M2 Power Question

This is from the OCR Mechanics 2 specification, Q15 on Miscellaneous Exercise 2 of the textbook.

15. If the air resistance to the motion of an airliner at speed v ms-1 is given by kv² newtons at ground level, then at 6000 metres the corresponding formula is 0.55 kv², and at 12000 metres it is 0.3 kv². If an airliner can cruise at 220 ms-1 at 12000 metres, at what speed will it travel at 6000 metres with the same power output from the engines?

Suppose that k=2.5 and that the mass of the airliner is 250 tonnes. As the airliner takes off its speed is 80 ms-1 and it immediately starts to climb with the engines developing three times the cruising power. At what angle to the horizontal does it climb?
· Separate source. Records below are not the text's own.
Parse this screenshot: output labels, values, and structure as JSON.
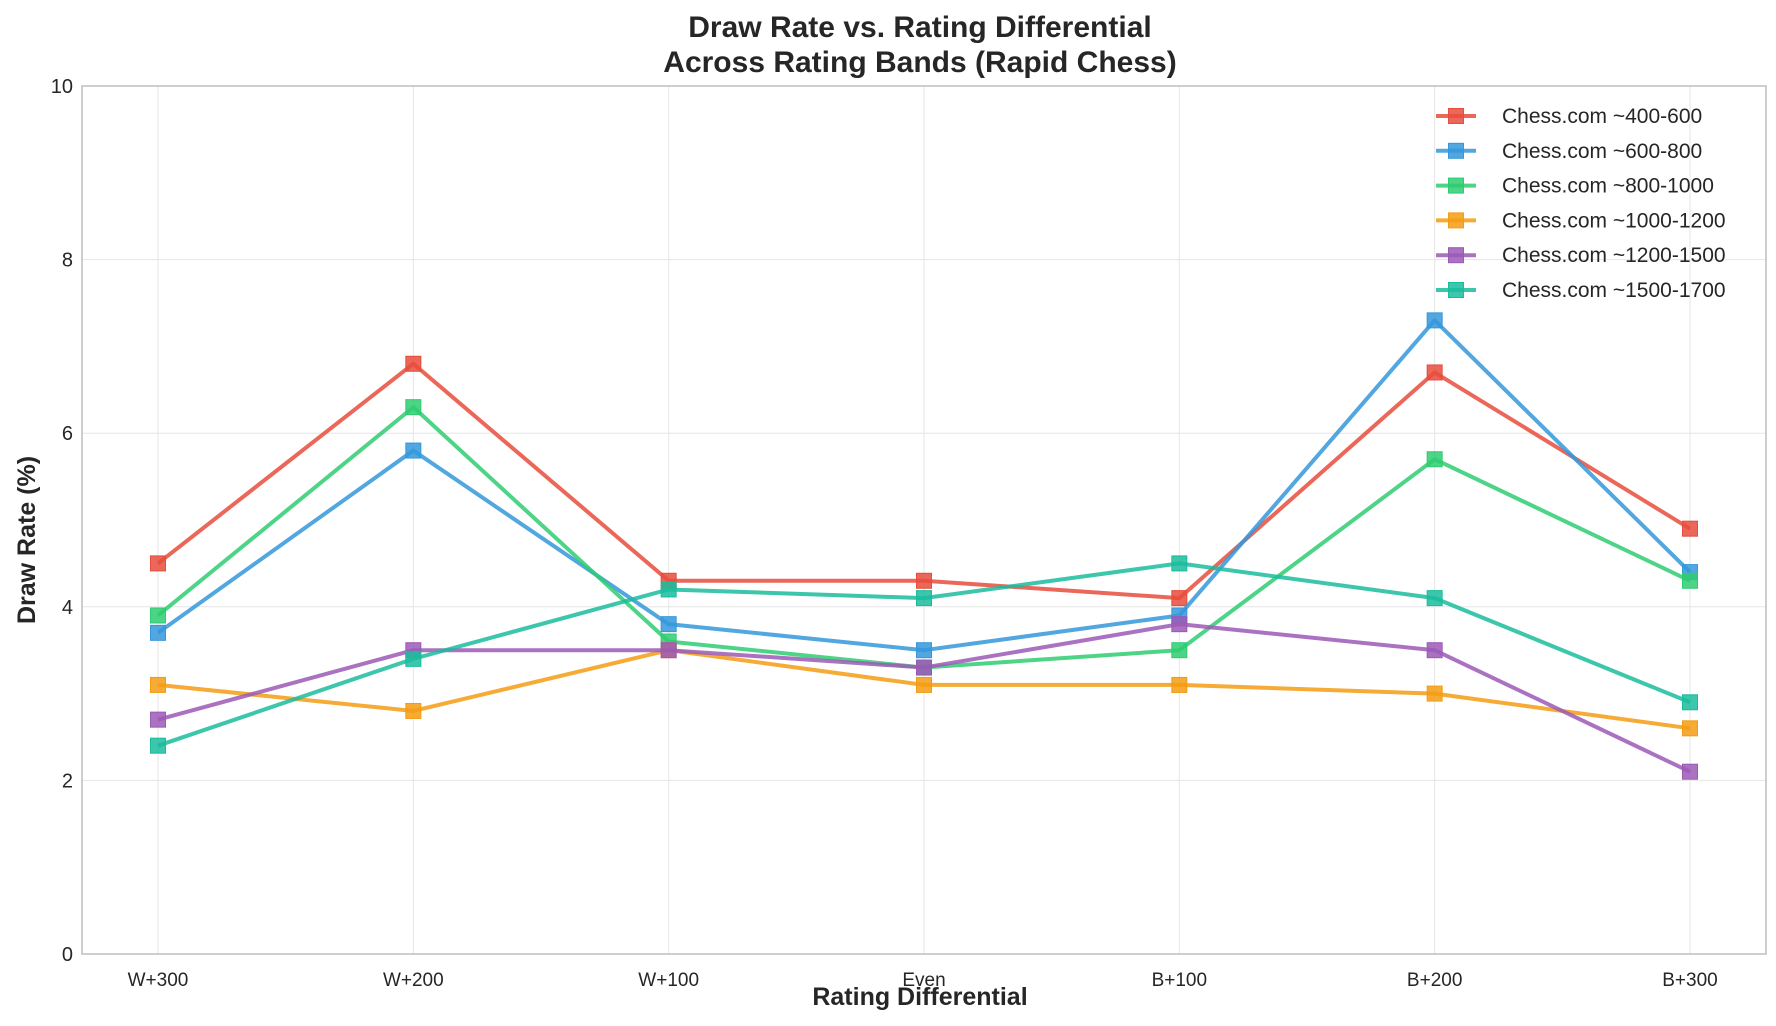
{
  "chart_data": {
    "type": "line",
    "title": "Draw Rate vs. Rating Differential",
    "subtitle": "Across Rating Bands (Rapid Chess)",
    "xlabel": "Rating Differential",
    "ylabel": "Draw Rate (%)",
    "categories": [
      "W+300",
      "W+200",
      "W+100",
      "Even",
      "B+100",
      "B+200",
      "B+300"
    ],
    "ylim": [
      0,
      10
    ],
    "yticks": [
      0,
      2,
      4,
      6,
      8,
      10
    ],
    "grid": true,
    "legend_position": "top-right",
    "marker": "square",
    "series": [
      {
        "name": "Chess.com ~400-600",
        "color": "#e74c3c",
        "values": [
          4.5,
          6.8,
          4.3,
          4.3,
          4.1,
          6.7,
          4.9
        ]
      },
      {
        "name": "Chess.com ~600-800",
        "color": "#3498db",
        "values": [
          3.7,
          5.8,
          3.8,
          3.5,
          3.9,
          7.3,
          4.4
        ]
      },
      {
        "name": "Chess.com ~800-1000",
        "color": "#2ecc71",
        "values": [
          3.9,
          6.3,
          3.6,
          3.3,
          3.5,
          5.7,
          4.3
        ]
      },
      {
        "name": "Chess.com ~1000-1200",
        "color": "#f39c12",
        "values": [
          3.1,
          2.8,
          3.5,
          3.1,
          3.1,
          3.0,
          2.6
        ]
      },
      {
        "name": "Chess.com ~1200-1500",
        "color": "#9b59b6",
        "values": [
          2.7,
          3.5,
          3.5,
          3.3,
          3.8,
          3.5,
          2.1
        ]
      },
      {
        "name": "Chess.com ~1500-1700",
        "color": "#1abc9c",
        "values": [
          2.4,
          3.4,
          4.2,
          4.1,
          4.5,
          4.1,
          2.9
        ]
      }
    ]
  }
}
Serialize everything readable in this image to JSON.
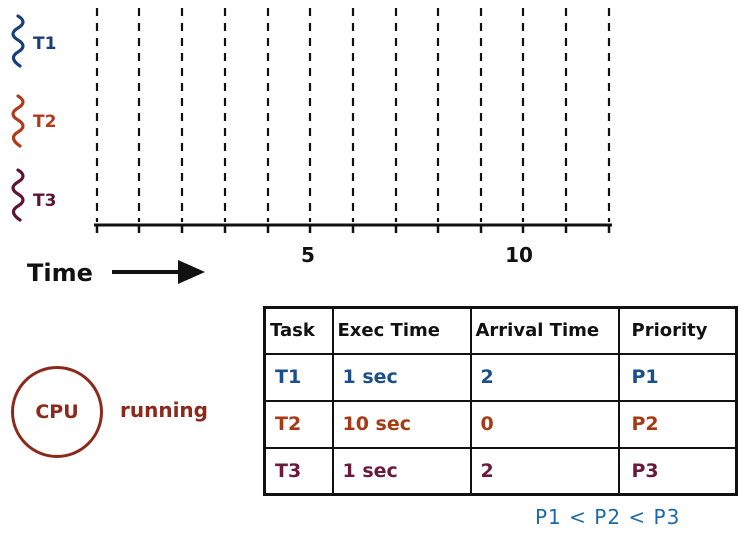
{
  "timeline": {
    "time_label": "Time",
    "ticks": [
      "5",
      "10"
    ],
    "tasks": [
      {
        "label": "T1",
        "color": "#1a3f78"
      },
      {
        "label": "T2",
        "color": "#b03a1a"
      },
      {
        "label": "T3",
        "color": "#5a1530"
      }
    ]
  },
  "table": {
    "headers": [
      "Task",
      "Exec Time",
      "Arrival Time",
      "Priority"
    ],
    "rows": [
      {
        "task": "T1",
        "exec": "1 sec",
        "arrival": "2",
        "priority": "P1",
        "color": "#1a4f8a"
      },
      {
        "task": "T2",
        "exec": "10 sec",
        "arrival": "0",
        "priority": "P2",
        "color": "#a63a14"
      },
      {
        "task": "T3",
        "exec": "1 sec",
        "arrival": "2",
        "priority": "P3",
        "color": "#6a1a3a"
      }
    ]
  },
  "cpu": {
    "label": "CPU",
    "state": "running"
  },
  "note": "P1 < P2 < P3"
}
I can answer the first part to get an answer of approximately 180 ms^-1. This answer is confirmed as right. But how do I go about solving the second part?

Reply 1

ghostwalker

Original post by Big-Daddy

But how do I go about solving the second part?

Consider.

What's the power developed when the airliner is crusing?

Hence what's the power developed at takeoff?

This power is consumed in, work done against air resistance plus work done in lifting the plane. This will allow you to work out the vertical velocity.

~~Then (vertical velocity)/(horizontal velocity) = tan(desired angle)~~

Edit: See below.

(edited 11 years ago)

Reply 2

Big-Daddy

Original post by ghostwalker

This power is consumed in, work done against air resistance plus work done in lifting the plane. This will allow you to work out the vertical velocity.

But doesn't the power also have to be used in maintaining the cruising? I don't get how it's split into the vertical force and horizontal force (nor do I understand how air resistance is split into these two components).

Reply 3

ghostwalker

Original post by Big-Daddy

Part of the power maintains the cruising when it's taking off, and that's your horizontal force.

Any unused power goes into the vertical force.

Air resistance is not split into two components.

Reply 4

Big-Daddy

Original post by ghostwalker

Part of the power maintains the cruising when it's taking off, and that's your horizontal force.

Any unused power goes into the vertical force.

Air resistance is not split into two components.

So if we call horizontal velocity vx and vertical vy, vertical air resistance = k*v_y and vertical = k*v_x? I can't think of how else you might model it.

Reply 5

ghostwalker

Original post by Big-Daddy

So if we call horizontal velocity vx and vertical vy, vertical air resistance = k*v_y and vertical = k*v_x? I can't think of how else you might model it.

I think you can safely ignore vertical air resistance.

On reflection my previous post wasn't entirely correct.

The velocity of 80ms^-1 against which we have air resistance would be in the direction the air craft is travelling.

You don't need to deal with vertical/horizontal air resistance, just the resistance against the motion in the direction of travel.

Also angle will be sin^-1 "vertical air speed"/80.

(edited 11 years ago)

Reply 6

Big-Daddy

Original post by ghostwalker

If it's travelling at 80 ms^-1 in v_x then shouldn't the angle be arctan(v_y/v_x)?

The problem with "resistance against the motion in the direction of travel" is that the direction is at an angle, so there will be two components of motion (v_x and v_y) so there will be two components of resistance, surely? Unless you're saying I should just take resistance to x motion?

Reply 7

ghostwalker

Original post by Big-Daddy

I think that whatever the angle the resistance and the power required to overcome it remains the same.

IMHO, it's highly debatable what is going on as the plane takes off. Is it 80 m/s horizontally, or at the angle the plane takes off at? I think, but could be wrong, that it's 80 horizontal before it takes off, and becomes 80 at an angle as it takes off.

Either way sin of a small angle is approximately equal to the tan of the same small angle, so hopefully it makes no difference.

Sorry I can't give a definitive answer.